April 09, 2009 -
F5 is enabling machine-to-machine communications among its BIG-IP acceleration devices to secure and speed links among corporate offices.
Previously these Web front-ends accelerated traffic just between Web servers and individual users, but with the box-to-box support, they can speed up traffic transfers between sites. The traffic is secured with SSL encryption, and the device can rate shape per application, support quality of service and optimize TCP to reduce delays, the company says.
In the future this capability could be used to secure links between businesses and their cloud computing service providers, F5 says. The company competes with Array, Citrix, Crescendo and others.
Device-to-device links enable creation of iSessions between Big-IP boxes that are marked by context-aware optimization that takes into account specifics of individual sessions and customizes which optimization methods will be used.
For example, Big-IPs might not compress traffic coming in over a broadband connection because it will get through faster on a wire with ample bandwidth and no compression. If traffic is coming over a wireless connection, compression might be invoked because the reduced traffic volume will result in faster response times despite the delay caused by compression and decompression.

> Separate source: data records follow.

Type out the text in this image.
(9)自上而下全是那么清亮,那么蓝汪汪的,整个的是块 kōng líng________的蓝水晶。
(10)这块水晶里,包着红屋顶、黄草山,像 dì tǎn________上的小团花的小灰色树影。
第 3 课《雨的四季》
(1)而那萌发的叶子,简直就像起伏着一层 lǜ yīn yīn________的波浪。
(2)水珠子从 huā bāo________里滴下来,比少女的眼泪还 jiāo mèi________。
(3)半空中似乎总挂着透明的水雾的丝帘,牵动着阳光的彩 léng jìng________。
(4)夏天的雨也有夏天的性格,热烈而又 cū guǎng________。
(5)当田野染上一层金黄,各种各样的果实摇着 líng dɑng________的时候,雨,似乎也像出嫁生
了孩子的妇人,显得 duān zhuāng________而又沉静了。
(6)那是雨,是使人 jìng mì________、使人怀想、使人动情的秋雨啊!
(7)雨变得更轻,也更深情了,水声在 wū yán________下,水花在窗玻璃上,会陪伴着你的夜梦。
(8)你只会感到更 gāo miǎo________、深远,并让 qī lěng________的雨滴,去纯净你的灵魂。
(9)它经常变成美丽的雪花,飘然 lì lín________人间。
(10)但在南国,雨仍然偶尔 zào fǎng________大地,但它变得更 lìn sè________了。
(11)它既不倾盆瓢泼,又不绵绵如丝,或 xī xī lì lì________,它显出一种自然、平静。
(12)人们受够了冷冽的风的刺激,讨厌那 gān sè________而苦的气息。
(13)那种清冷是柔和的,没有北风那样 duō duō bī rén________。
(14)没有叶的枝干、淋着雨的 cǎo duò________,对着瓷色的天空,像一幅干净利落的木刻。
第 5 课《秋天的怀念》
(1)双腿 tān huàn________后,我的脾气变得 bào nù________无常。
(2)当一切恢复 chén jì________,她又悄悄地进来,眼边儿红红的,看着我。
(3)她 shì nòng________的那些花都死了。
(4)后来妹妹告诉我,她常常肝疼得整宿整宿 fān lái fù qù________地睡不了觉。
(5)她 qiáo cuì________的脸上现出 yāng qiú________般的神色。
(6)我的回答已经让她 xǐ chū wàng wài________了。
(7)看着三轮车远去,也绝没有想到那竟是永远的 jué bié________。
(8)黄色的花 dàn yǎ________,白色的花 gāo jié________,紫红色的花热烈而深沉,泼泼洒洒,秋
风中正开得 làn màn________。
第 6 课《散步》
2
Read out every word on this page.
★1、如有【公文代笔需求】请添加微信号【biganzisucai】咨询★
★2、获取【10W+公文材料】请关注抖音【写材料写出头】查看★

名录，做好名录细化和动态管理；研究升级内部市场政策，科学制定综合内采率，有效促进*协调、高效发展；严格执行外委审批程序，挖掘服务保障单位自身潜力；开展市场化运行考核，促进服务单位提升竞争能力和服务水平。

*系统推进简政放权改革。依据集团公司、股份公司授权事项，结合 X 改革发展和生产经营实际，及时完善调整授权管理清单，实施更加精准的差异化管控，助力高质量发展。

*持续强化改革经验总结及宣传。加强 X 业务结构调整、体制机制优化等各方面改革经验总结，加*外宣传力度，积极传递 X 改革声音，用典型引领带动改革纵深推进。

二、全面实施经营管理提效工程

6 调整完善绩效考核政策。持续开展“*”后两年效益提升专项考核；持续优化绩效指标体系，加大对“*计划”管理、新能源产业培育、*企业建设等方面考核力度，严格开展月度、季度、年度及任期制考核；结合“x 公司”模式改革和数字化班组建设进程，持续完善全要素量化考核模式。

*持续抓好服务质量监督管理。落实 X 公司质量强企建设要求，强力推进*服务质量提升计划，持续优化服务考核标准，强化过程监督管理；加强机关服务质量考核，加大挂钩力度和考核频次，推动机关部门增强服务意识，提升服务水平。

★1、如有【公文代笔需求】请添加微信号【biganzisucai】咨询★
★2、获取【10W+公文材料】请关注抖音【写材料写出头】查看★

The 10.0 software also comes with application templates that let customers rapidly configure Bit-IP devices to optimize that particular application. Initially the company has templates for 13 applications and will add more each quarter. It will use its DevCentral developer's Web site to publish them so customers can use them without waiting for a formal software version release.
F5 is also introducing a new high-end device, Big-IP 8900, supporting 12 Gb/s of L7 throughput, 58,000 SSL transactions per second, and 8 Gb/s of hardware compression. The device costs $90,000.